Pour la détection des symptômes d’alarme, comme le soulignent les auteurs, l’éducation de la population est essentielle, seulement 1/5 des patients symptomatiques ayant sollicité les secours. Ensuite, l’absence de spécificité des symptômes impose le développement d’échelle(s) de stratification du risque (comme le TIMI risk score) adaptée(s) à l’appel au centre 911. Dans cette étude, les éléments anamnestiques de risque de survenue d’un syndrome coronarien aigu comme sont retrouvés comme associés à la survenue d’un AC, ce qui n’est pas surprenant compte tenu de la population d’étude, les facteurs de risque de ces 2 pathologies étant communs. Les éléments anamnestiques et les symptômes fonctionnels évocateurs de syndrome coronarien aigu sont probablement des éléments à considérer.

Enfin la spécificité et la plus-value de la médecine d’urgence pré hospitalière française, avec possibilité de médicalisation précoce via le SAMU/SMUR, sont renforcées par les données de l’étude : 63 (78%) patients symptomatiques étant en AC avant l’arrivée des secours pré hospitaliers et 18 (22%) lors du transport à l’hôpital.

Que retenir ?

La prévention du risque d’arrêt cardiaque est essentielle.

Des symptômes d’alarme (douleurs thoraciques, dyspnée, palpitations, syncope, douleurs abdominales, nausées, vomissements, douleurs dorsales) au cours des 4 semaines précédant l’arrêt cardiaque sont fréquents mais souvent négligés par les patients.

Une éducation de la population sur ces symptômes est essentielle pour le développement d’une prévention ciblée reposant sur une/des échelle(s) de stratification du risque.

Enfin, l’intérêt de la médicalisation précoce et de la filiarisation des patients à risque sont à nouveau rappelés par cet article.

Références :

  1. Go AS, Mozaffarian D, Roger VL, Benjamin EJ, Berry JD, Blaha MJ, et al; American Heart Association Statistics Committee and Stroke Statistics Subcommittee.
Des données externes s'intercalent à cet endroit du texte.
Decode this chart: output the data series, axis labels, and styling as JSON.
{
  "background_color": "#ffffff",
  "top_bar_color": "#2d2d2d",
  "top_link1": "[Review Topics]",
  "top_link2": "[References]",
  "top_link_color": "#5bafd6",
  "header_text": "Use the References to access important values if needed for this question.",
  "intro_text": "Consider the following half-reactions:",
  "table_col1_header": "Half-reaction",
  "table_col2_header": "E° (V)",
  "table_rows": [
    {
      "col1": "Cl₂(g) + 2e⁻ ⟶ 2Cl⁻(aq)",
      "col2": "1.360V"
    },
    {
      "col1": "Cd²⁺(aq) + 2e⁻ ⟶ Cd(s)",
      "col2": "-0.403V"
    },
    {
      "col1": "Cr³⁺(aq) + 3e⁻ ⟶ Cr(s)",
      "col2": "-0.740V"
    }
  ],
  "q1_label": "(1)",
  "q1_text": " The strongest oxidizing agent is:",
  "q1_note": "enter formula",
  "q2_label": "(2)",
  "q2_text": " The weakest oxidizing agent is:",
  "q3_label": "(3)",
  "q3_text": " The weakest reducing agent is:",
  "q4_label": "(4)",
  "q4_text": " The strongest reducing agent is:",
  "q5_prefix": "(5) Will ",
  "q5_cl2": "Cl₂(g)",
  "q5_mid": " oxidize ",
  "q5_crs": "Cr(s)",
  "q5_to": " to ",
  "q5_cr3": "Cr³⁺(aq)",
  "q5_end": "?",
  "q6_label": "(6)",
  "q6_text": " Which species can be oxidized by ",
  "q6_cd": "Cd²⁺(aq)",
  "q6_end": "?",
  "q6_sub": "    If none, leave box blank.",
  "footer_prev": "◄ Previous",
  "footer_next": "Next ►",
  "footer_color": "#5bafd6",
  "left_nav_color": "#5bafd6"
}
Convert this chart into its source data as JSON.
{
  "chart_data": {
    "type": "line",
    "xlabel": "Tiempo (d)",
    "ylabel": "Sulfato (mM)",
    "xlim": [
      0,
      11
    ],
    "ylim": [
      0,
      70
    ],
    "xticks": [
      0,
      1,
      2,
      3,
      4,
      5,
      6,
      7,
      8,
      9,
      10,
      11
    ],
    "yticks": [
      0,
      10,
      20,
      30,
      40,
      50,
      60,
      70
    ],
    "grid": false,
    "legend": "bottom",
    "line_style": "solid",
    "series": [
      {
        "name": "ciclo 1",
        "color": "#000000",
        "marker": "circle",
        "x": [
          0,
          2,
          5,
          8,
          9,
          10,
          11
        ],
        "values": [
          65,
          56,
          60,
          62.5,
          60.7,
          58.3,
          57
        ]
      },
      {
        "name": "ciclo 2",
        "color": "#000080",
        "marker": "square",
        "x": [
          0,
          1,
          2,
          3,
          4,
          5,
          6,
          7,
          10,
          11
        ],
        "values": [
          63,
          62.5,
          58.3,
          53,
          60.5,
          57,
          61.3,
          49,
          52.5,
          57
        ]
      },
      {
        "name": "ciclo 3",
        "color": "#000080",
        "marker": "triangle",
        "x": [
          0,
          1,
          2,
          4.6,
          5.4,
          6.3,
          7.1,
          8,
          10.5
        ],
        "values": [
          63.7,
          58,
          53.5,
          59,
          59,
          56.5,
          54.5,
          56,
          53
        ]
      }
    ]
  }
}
Heart disease and stroke statistics—2014 update: a report from the American Heart Association. Circulation. 2014.
  2. Adabag AS, Luepker RV, Roger VL, Gersh BJ. Sudden cardiac death: epidemiology and risk factors. Nat Rev Cardiol. 2010.
  3. Sasson C, Rogers MA, Dahl J, Kellermann AL. Predictors of survival from out-of-hospital cardiac arrest: a systematic review and meta-analysis. Circ Cardiovasc Qual Outcomes. 2010.
  4. Pauker SG, Estes NA, Salem DN. Preventing sudden cardiac death: can we afford the benefit? Ann Intern Med. 2005.
  5. Achtelik M. Preventing sudden cardiac death. Ann Intern Med. 2005.